My heart tha-thumped again. At this rate, I’d wind up dying of cardiac arrest. He had me all over the place, hot and cold, and scared and happy. “So, what gives? You said someone took advantage of you?”
“In a way. Mrs. Belfonte had a problem, see? She had a husband who was a son of a bitch, and a brother-in-law whom she’d fallen in love with. The baby came out and the father, who’d obviously had his suspicions for a while, demanded a paternity test.” He chortled—a laugh that held no mirth whatsoever. “That didn’t g
o down well. Mrs. Belfonte threw a mini-tantrum. The brother-in-law came to the hospital, there was a ruckus, and that was when it happened. Dear Mrs. Belfonte accused me of being the father of her baby. She said I took advantage of her on a previous checkup and that the baby was mine.”
“What?!” Shock stuttered through my arms and legs, then whacked me upside the head. “Are you kidding? That doesn’t even make sense.”
“No, it doesn’t,” he replied. “But it was enough for the father to lose his mind. He charged at me, tackled me in the hall, and proceeded to try—and I mean try because he didn’t get far—to beat me.”

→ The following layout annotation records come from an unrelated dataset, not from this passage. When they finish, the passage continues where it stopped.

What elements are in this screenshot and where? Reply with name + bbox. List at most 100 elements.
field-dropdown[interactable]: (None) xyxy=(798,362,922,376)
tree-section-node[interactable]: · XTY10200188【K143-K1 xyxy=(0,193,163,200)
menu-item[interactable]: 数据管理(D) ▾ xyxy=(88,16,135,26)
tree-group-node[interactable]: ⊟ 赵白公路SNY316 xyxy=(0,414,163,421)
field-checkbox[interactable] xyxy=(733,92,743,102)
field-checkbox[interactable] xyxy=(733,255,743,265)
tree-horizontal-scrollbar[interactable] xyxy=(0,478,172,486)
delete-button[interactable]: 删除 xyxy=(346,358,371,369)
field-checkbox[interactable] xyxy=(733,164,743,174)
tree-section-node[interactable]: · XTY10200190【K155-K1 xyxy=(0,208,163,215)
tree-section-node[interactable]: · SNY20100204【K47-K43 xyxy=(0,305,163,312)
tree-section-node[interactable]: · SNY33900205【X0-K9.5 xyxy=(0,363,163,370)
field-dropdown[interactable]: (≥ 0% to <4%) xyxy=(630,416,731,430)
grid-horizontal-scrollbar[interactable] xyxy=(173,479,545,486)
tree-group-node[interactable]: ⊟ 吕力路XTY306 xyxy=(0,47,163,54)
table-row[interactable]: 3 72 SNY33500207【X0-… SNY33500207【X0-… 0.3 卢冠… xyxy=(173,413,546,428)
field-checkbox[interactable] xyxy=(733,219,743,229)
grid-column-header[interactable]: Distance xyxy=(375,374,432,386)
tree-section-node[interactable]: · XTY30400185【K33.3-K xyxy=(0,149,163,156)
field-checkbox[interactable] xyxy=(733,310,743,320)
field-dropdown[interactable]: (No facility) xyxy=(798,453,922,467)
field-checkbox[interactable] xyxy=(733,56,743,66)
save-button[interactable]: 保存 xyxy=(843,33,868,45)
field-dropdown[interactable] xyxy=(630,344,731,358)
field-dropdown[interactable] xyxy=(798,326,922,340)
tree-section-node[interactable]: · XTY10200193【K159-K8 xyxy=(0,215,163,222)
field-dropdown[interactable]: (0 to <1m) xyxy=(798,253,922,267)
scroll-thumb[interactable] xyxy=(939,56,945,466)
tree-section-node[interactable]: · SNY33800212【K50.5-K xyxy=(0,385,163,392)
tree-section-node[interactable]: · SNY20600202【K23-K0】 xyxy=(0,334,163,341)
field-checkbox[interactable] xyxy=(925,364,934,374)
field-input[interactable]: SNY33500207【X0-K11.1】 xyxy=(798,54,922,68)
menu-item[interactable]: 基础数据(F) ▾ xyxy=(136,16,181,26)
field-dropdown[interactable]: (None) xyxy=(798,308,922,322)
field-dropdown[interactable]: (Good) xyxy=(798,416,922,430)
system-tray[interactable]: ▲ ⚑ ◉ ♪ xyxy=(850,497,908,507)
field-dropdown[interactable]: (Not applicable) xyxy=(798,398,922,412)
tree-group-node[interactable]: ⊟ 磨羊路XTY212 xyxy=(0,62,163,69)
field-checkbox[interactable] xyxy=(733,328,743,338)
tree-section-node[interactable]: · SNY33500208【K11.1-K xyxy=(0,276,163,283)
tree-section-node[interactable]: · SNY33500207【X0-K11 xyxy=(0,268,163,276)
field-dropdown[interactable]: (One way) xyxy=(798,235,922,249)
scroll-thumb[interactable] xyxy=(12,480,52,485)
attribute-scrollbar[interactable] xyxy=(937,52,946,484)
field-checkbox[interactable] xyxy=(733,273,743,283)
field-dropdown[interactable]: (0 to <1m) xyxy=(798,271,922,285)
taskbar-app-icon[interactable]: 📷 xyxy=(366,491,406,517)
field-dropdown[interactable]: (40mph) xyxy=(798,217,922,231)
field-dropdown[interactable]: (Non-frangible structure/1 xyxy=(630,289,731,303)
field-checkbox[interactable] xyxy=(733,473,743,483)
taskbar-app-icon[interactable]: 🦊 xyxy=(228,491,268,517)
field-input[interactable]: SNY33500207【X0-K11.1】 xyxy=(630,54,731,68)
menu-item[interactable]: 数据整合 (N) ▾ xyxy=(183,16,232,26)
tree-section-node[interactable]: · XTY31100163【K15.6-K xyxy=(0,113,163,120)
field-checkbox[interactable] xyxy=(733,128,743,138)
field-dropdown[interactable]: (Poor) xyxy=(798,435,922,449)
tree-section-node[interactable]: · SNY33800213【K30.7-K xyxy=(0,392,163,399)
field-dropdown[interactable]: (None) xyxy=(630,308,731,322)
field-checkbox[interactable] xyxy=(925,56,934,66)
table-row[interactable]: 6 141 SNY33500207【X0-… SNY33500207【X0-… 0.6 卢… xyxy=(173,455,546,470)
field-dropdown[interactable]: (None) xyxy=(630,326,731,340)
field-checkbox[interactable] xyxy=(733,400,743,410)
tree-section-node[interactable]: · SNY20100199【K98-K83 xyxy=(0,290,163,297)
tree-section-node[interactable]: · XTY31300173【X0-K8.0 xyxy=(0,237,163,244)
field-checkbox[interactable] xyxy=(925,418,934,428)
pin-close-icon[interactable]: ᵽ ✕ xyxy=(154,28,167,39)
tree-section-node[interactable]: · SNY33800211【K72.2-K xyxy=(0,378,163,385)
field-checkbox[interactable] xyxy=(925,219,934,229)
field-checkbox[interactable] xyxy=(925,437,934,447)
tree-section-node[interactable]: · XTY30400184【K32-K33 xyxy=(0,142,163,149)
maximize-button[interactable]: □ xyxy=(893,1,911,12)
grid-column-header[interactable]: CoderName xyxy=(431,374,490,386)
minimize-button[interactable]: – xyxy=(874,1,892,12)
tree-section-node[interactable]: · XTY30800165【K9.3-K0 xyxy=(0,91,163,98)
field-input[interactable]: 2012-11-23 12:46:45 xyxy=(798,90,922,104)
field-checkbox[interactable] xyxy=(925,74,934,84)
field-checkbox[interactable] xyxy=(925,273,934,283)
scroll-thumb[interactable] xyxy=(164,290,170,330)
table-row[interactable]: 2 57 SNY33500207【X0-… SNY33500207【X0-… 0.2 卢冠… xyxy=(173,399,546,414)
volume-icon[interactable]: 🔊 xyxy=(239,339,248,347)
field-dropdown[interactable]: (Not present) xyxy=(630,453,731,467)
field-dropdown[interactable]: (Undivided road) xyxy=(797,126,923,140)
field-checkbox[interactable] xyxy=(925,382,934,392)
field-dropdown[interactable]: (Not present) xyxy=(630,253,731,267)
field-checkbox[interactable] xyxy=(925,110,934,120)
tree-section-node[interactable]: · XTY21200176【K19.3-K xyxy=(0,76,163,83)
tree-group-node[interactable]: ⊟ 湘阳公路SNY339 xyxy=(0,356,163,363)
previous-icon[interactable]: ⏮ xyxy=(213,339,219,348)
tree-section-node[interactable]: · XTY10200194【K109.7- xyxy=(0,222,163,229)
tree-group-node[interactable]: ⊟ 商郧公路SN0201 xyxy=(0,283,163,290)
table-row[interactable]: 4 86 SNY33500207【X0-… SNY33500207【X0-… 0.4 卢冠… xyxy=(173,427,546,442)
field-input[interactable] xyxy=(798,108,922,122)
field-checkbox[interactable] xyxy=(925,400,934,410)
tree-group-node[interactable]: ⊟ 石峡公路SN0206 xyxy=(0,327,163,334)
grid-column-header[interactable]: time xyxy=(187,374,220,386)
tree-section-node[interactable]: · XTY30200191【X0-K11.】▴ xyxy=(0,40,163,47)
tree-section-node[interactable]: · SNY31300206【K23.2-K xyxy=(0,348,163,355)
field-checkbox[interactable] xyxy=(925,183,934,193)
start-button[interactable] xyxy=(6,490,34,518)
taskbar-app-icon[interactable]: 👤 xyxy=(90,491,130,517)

“What did you do?” I asked.
“I lost control of the situation. I detained him, basically. Pinned his arms behind his back and held him until the cops arrived, but not before I punched him. Twice. Broken nose, shiner on the eye.” He inhaled. “I lost control. Fuck, it feels like shit to say it. I’m lucky I wasn’t fucking sued, that it was counted as self-defense.”
“Wow,” I whispered.
“Regardless, it was a scandal for the hospital. I was already on thin ice with them,” Houston said and turned a hot gaze on me, filled with ire and something I couldn’t quite place. Was it regret? “I’m not exactly the easiest guy to get along with, and I was nearing the end of my contract with them anyway.”
“I didn’t notice,” I said. “You’ve always been amazing with me.”
“That’s just you.” He took my hand. “You bring it out in me, Charlie. It’s a first for me.”
Now. I can tell him now. No, definitely not. That woman accused him of being the father of her child, and he lost everything. What would it look like if I told him I was pregnant?
“But surely,” I said and cleared my throat to distract myself from the confused thoughts racing through my mind, “surely, you can find another job. I mean, that was a one-off. It’s not like you were sued for malpractice or something. You’re still a good doctor.”
“Let’s just say, word got around quick. People don’t want an asshole on staff, no matter how brilliant he is, and the punch-up was a crowning glory. The final fuck you, Dr. Pope.” He squeezed my fingers gently. “Alaska was a one-off opportunity. My buddy got the job offer for me, and now that’s gone, too.”